Adam S. Forman, Nathaniel M. Glasser, and Matthew Savage Aibel, attorneys in the Employment, Labor & Workforce Management practice, co-authored an article in SHRM.org, titled “Minimize Risks When Using Big Data Analytics in Hiring.”
Following is an excerpt:
Despite the many advantages of “big data” analytics, employers must be ready to manage the potential risks, particularly when hiring.
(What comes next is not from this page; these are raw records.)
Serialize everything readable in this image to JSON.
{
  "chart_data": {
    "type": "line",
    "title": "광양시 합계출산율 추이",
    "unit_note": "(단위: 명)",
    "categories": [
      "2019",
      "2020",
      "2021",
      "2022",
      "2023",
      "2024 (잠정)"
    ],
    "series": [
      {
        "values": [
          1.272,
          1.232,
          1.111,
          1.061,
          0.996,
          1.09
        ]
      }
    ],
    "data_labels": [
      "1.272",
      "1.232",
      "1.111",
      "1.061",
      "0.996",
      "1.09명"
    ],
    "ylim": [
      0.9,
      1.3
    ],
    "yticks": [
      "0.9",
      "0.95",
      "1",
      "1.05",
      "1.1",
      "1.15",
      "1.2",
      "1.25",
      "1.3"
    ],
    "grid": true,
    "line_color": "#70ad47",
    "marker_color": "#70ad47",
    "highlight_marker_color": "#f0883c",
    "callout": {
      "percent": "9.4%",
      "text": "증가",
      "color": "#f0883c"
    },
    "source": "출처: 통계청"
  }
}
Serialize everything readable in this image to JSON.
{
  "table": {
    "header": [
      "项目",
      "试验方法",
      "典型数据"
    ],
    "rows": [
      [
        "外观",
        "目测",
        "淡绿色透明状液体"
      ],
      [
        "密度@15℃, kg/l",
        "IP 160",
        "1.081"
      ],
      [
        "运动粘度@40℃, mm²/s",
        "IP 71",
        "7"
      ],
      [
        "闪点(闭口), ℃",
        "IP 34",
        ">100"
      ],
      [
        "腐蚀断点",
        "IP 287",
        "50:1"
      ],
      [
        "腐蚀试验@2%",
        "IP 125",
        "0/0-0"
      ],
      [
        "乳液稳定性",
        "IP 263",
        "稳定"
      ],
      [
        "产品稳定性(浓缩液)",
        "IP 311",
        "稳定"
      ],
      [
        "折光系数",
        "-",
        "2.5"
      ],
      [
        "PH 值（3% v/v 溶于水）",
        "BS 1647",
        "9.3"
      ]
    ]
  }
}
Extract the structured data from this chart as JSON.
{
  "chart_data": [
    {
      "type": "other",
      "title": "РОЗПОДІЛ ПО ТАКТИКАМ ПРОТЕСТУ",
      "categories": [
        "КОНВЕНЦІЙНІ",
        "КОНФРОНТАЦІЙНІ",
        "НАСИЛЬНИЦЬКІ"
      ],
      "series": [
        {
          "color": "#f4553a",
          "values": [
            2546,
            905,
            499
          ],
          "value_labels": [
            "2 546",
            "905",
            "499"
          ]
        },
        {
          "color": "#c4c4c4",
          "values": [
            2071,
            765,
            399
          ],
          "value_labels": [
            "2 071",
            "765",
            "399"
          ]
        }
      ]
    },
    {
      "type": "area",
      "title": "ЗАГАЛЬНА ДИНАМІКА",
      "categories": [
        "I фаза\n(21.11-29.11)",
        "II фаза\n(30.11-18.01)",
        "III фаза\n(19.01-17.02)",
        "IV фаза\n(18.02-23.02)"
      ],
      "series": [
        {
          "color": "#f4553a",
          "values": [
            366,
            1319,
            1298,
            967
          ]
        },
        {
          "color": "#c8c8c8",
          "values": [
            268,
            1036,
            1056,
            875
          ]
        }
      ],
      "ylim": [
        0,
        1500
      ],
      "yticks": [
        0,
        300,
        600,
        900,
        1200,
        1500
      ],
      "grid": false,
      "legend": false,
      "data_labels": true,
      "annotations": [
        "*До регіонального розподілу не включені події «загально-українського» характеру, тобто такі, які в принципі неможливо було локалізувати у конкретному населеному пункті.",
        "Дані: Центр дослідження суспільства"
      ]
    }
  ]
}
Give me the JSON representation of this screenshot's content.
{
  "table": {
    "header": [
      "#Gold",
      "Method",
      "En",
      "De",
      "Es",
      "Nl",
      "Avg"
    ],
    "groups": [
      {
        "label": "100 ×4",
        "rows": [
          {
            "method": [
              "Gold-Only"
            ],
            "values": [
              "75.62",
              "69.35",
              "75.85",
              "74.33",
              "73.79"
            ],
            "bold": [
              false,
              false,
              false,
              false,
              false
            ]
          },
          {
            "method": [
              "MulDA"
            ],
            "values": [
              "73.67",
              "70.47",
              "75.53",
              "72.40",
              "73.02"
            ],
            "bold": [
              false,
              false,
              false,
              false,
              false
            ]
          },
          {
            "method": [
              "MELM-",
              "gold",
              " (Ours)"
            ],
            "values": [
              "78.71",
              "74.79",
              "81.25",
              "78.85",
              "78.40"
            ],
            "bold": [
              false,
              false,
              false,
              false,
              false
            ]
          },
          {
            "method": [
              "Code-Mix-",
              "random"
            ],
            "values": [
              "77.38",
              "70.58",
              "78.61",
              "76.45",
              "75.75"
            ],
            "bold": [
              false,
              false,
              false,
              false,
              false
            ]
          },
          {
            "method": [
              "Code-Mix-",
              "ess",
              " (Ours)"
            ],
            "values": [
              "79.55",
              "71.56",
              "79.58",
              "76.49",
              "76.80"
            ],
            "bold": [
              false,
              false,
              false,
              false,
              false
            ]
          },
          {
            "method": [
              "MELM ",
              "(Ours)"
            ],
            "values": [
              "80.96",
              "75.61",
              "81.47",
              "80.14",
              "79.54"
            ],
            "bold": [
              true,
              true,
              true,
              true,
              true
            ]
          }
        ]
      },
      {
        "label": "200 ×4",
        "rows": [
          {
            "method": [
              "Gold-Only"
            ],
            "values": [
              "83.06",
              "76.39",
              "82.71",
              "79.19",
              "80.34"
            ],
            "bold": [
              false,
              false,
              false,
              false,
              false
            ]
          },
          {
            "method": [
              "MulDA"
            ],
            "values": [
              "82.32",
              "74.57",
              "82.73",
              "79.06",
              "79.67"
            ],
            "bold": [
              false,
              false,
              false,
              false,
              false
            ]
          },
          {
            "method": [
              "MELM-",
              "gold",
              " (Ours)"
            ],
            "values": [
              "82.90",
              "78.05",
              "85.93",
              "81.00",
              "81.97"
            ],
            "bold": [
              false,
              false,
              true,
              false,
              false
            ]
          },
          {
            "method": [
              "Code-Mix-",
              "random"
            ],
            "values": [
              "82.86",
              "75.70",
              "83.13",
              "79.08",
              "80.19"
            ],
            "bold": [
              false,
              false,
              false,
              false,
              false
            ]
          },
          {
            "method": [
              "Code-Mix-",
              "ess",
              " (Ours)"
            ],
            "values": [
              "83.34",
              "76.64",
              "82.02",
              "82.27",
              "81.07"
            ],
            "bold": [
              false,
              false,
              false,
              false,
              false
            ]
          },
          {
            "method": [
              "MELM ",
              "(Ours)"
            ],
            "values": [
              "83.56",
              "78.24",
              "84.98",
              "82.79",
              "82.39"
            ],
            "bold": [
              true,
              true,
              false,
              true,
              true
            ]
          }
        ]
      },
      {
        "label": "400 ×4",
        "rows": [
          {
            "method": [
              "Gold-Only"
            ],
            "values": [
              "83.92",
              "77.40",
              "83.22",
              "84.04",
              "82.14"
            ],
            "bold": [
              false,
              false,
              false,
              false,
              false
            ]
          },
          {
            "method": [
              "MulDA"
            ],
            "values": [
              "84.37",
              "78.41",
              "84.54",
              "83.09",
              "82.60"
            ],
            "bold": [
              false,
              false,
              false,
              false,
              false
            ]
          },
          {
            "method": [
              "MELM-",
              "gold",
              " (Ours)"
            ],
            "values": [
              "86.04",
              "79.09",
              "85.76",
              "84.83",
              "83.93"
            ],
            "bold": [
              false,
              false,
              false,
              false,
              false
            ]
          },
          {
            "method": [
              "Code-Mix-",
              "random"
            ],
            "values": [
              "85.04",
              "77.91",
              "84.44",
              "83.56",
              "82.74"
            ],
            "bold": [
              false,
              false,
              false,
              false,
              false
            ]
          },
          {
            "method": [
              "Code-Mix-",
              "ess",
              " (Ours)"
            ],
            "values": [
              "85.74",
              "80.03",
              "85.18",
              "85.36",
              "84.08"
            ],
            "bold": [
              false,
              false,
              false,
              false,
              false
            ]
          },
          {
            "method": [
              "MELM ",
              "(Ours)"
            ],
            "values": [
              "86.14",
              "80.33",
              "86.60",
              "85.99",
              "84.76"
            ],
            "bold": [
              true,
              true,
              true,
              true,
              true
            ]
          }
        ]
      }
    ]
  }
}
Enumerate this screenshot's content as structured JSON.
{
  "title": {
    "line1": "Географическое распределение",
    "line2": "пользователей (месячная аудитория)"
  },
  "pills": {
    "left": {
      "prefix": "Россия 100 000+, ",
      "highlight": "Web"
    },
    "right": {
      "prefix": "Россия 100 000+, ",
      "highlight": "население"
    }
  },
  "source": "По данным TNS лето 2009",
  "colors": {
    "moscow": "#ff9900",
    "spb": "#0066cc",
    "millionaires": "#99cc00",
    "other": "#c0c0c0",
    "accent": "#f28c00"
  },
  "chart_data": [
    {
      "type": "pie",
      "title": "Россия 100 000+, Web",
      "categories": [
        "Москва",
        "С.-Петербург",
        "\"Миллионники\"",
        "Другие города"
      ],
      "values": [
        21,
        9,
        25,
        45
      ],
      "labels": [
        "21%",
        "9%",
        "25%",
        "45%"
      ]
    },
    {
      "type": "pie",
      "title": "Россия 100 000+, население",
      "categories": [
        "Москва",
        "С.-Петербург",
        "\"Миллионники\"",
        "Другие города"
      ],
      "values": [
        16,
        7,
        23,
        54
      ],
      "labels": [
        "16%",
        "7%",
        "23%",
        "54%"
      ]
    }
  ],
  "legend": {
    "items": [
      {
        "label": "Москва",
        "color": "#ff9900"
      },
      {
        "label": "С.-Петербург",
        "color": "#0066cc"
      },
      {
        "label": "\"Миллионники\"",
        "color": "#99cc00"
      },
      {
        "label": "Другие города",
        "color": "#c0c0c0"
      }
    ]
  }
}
While the phrase has different meanings depending on the context, “big data” typically refers to data that is so large in volume that computers, rather than traditional methods of analysis, are necessary to understand it. “Big data analytics,” a phrase often used synonymously for the actual data and its computerized analysis, encompasses data’s volume, collection speed, type collected and how best to decipher it. Marketing departments have long used big data analytics to target potential customers with pinpoint accuracy. HR departments increasingly consider whether and how to incorporate big data tools into their hiring processes.
The promise offered by big data analytics includes better outreach to potential applicants, increased efficiency in the hiring process, fewer people hours spent combing through resumes, and the selection of more qualified and better-matched candidates. The market includes a variety of analytical tools for these purposes, such as algorithms that scan resumes to match candidates to jobs by simulating human hiring tendencies, measure candidates on personality traits deemed critical for success in the job and assess the cognitive abilities of each candidate against those of high-performing incumbents. Vendors market their big data tools as predictive algorithms that will allow their clients to hire the right people by using data that maps the applicant’s profile onto the company’s available openings. Ultimately, by hiring the right people, companies will improve productivity, increase retention, and spend fewer resources on employee selection. …
Before adopting big data analytics, however, employers must be aware of the potential risks.
For example, an employer cannot easily “look under the hood” to see precisely how the selection algorithm is operating, partially because vendors consider the algorithm to be proprietary and confidential, and partially because the vendors themselves do not know exactly how the algorithm has changed as a result of machine learning. Without the ability to assess what the selection algorithm is doing, employers may have difficulty determining which factors, if any, are a potential source of bias.